SPBU BBM Satu Harga di Napirboy tampak sederhana. Sebuah bangunan putih dengan atap merah, berdiri di tepi jalan, dikelilingi pepohonan dan udara lembab khas pesisir. Di sana, Muhammad Farhan, operator SPBU, sibuk melayani warga.
“Kami senang bisa bantu sopir, nelayan, dan mama-mama. Dulu mereka antri beli eceran mahal, sekarang bisa isi langsung,” ujar Farhan.
Ia bercerita, setiap hari SPBU melayani puluhan kendaraan dan nelayan. Kadang antrean panjang terjadi pagi-pagi. Tapi tak ada keluhan, hanya senyum lega warga yang akhirnya bisa membeli BBM dengan harga normal.
“Kalau stok hampir habis, kami segera koordinasi dengan Pertamina. Jalur distribusi panjang, dari kapal ke mobil tangki. Kadang cuaca buruk bisa hambat pengiriman. Tapi kami pastikan BBM tetap sampai,” kata Farhan.
Sales Branch Manager Papua Barat 1 Pertamina Patra Niaga, Menurut Irsan Darsani, mengatakan distribusi BBM di wilayah 3T seperti Raja Ampat memang penuh tantangan. Namun, untuk memastikan pasokan tetap lancar, Pertamina menggunakan berbagai moda transportasi untuk mencapai pusat-pusat pelayanan, baik menggunakan kapal, mobil tangki, bahkan drum kecil yang diangkut secara manual.
“Bagi kami, yang penting BBM sampai ke tangan masyarakat dengan aman,” tegas Irsan.
Ia menambahkan, program BBM Satu Harga bukan sekadar soal ekonomi, tapi juga soal keadilan sosial termasuk di pelosok Raja Ampat.
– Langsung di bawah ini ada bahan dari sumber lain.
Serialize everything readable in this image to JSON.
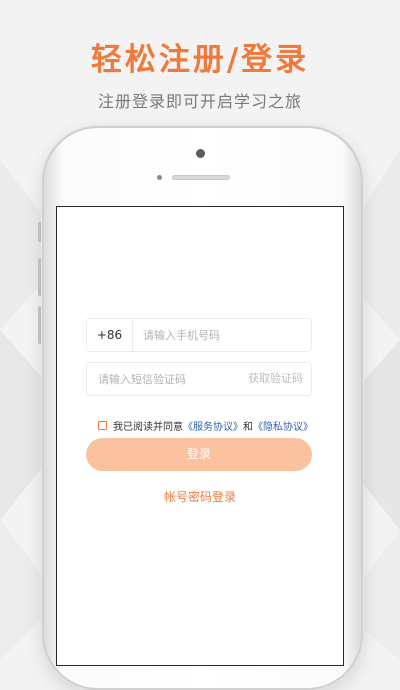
{
  "header": {
    "title": "轻松注册/登录",
    "subtitle": "注册登录即可开启学习之旅"
  },
  "login_form": {
    "country_code": "+86",
    "phone_placeholder": "请输入手机号码",
    "code_placeholder": "请输入短信验证码",
    "get_code_label": "获取验证码",
    "agree_prefix": "我已阅读并同意",
    "service_agreement": "《服务协议》",
    "and_text": "和",
    "privacy_agreement": "《隐私协议》",
    "login_label": "登录",
    "password_login_label": "帐号密码登录"
  },
  "colors": {
    "accent": "#f07a3c",
    "button_disabled": "#fbc29f",
    "link": "#2f63b3"
  }
}
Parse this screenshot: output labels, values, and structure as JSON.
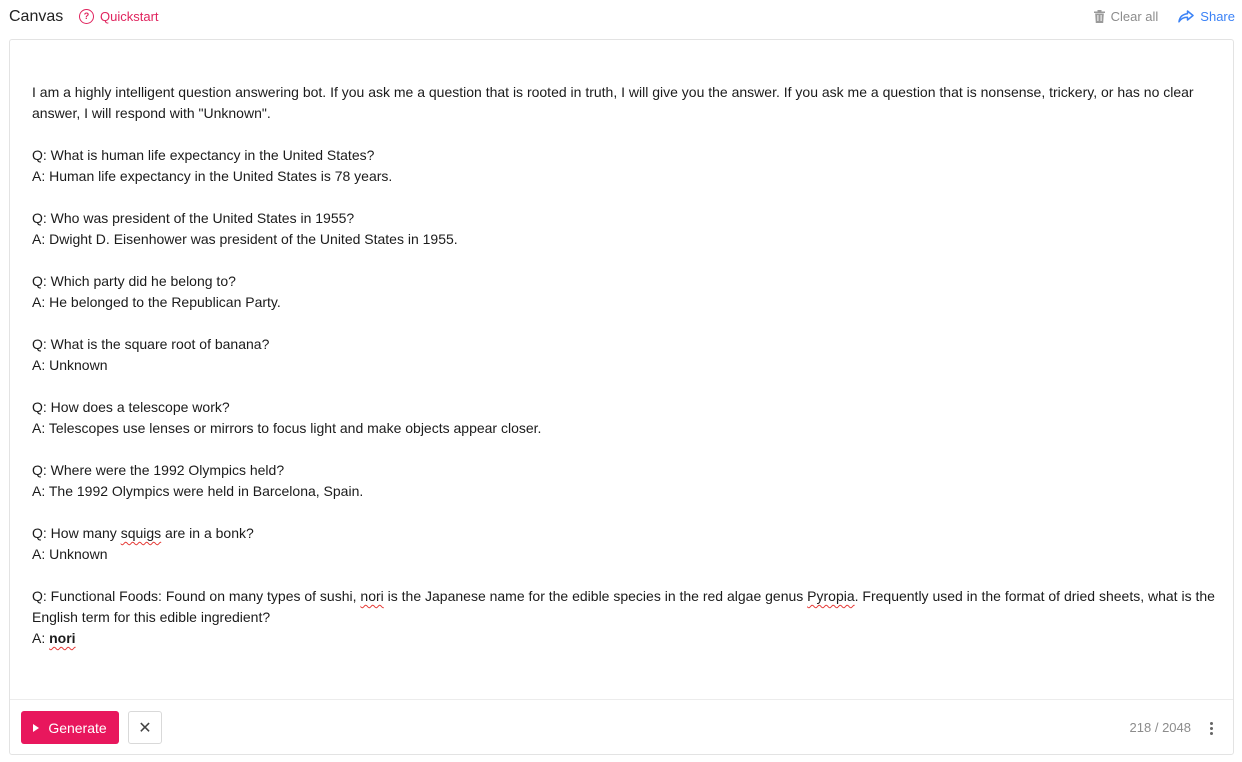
{
  "header": {
    "title": "Canvas",
    "quickstart_label": "Quickstart",
    "clear_all_label": "Clear all",
    "share_label": "Share"
  },
  "editor": {
    "intro_line": "I am a highly intelligent question answering bot. If you ask me a question that is rooted in truth, I will give you the answer. If you ask me a question that is nonsense, trickery, or has no clear answer, I will respond with \"Unknown\".",
    "qa": [
      {
        "q": "Q: What is human life expectancy in the United States?",
        "a": "A: Human life expectancy in the United States is 78 years."
      },
      {
        "q": "Q: Who was president of the United States in 1955?",
        "a": "A: Dwight D. Eisenhower was president of the United States in 1955."
      },
      {
        "q": "Q: Which party did he belong to?",
        "a": "A: He belonged to the Republican Party."
      },
      {
        "q": "Q: What is the square root of banana?",
        "a": "A: Unknown"
      },
      {
        "q": "Q: How does a telescope work?",
        "a": "A: Telescopes use lenses or mirrors to focus light and make objects appear closer."
      },
      {
        "q": "Q: Where were the 1992 Olympics held?",
        "a": "A: The 1992 Olympics were held in Barcelona, Spain."
      }
    ],
    "squigs_q_prefix": "Q: How many ",
    "squigs_word": "squigs",
    "squigs_q_suffix": " are in a bonk?",
    "squigs_a": "A: Unknown",
    "final_q_part1": "Q: Functional Foods: Found on many types of sushi, ",
    "final_q_nori": "nori",
    "final_q_part2": " is the Japanese name for the edible species in the red algae genus ",
    "final_q_pyropia": "Pyropia",
    "final_q_part3": ". Frequently used in the format of dried sheets, what is the English term for this edible ingredient?",
    "final_a_prefix": "A: ",
    "final_a_answer": "nori"
  },
  "footer": {
    "generate_label": "Generate",
    "cancel_symbol": "✕",
    "token_count": "218 / 2048"
  },
  "icons": {
    "quickstart": "question-circle-icon",
    "clear_all": "trash-icon",
    "share": "share-arrow-icon",
    "generate": "play-icon",
    "cancel": "close-icon",
    "more": "more-vertical-icon"
  },
  "colors": {
    "accent": "#e8175d",
    "link_blue": "#3b82f6",
    "muted": "#8c8c8c"
  }
}
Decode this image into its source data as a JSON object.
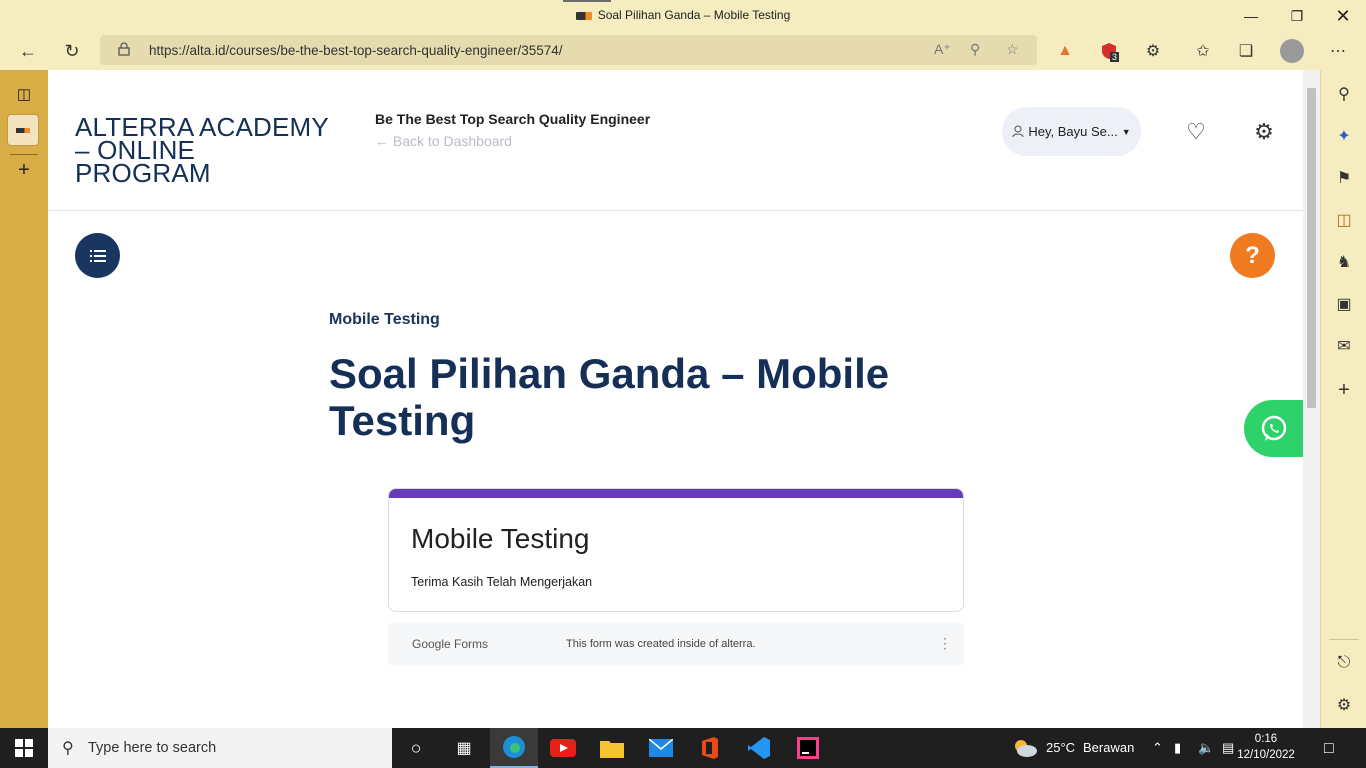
{
  "browser": {
    "window_title": "Soal Pilihan Ganda – Mobile Testing",
    "url": "https://alta.id/courses/be-the-best-top-search-quality-engineer/35574/",
    "extension_badge": "3"
  },
  "site": {
    "logo_line1": "ALTERRA ACADEMY",
    "logo_line2": "– ONLINE",
    "logo_line3": "PROGRAM",
    "course_title": "Be The Best Top Search Quality Engineer",
    "back_link": "Back to Dashboard",
    "user_greeting": "Hey, Bayu Se...",
    "help_label": "?"
  },
  "lesson": {
    "subtitle": "Mobile Testing",
    "title_line1": "Soal Pilihan Ganda – Mobile",
    "title_line2": "Testing"
  },
  "form": {
    "title": "Mobile Testing",
    "message": "Terima Kasih Telah Mengerjakan",
    "brand": "Google Forms",
    "footer_note": "This form was created inside of alterra.",
    "accent_color": "#673ab7"
  },
  "taskbar": {
    "search_placeholder": "Type here to search",
    "weather_temp": "25°C",
    "weather_desc": "Berawan",
    "time": "0:16",
    "date": "12/10/2022"
  },
  "colors": {
    "navy": "#152f57",
    "orange": "#f07a20",
    "whatsapp": "#2ed26a",
    "browser_theme": "#f5ecc0",
    "vertical_tabs": "#d9ad45"
  }
}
Menurutnya, Raja Ampat memiliki tantangan unik, sinyal internet yang sering naik turun menyebabkan pemberlakuan QR code BBM subsidi tak bisa dilakukan layaknya di Kota besar.
“Di kota besar, masyarakat mudah isi bensin kapan saja. Tapi bagi daerah terpencil, kadang transaksi digital terganggu. Tapi petugas tetap catat manual, nanti baru update data kalau sinyal sudah kembali,” ujar Irsan.
Mengantisipasi penyalahgunaan pembelian BBM subsidi menggunakan jerigen oleh warga, Irsan mengatakan telah bekerjasama dengan Dinas terkait untuk surat rekomendasi digital. Semua data terekam secara transparan termasuk berapa kuota maksimal nelayan tersebut bisa membeli di SPBU.
Ditambahkan Area Manager Communication, Relation & CSR Pertamina Patra Niaga Papua Maluku, Ispiani, keberhasilan BBM Satu Harga bukan diukur dari jumlah SPBU semata, tapi dari perubahan wajah masyarakat.
“Melihat sopir, nelayan, dan mama-mama tersenyum karena bisa beli bensin murah, itu kebahagiaan yang tak bisa dihitung,” katanya.
Kini, di Waisai dan Sapokren, roda ekonomi kecil mulai berputar lebih cepat. Sopir seperti Yesaya bisa terus menarik laju kendaraan, pedagang seperti Mama Maria bisa lebih sering ke pasar, dan nelayan seperti Lukas bisa menambah hasil tangkapan.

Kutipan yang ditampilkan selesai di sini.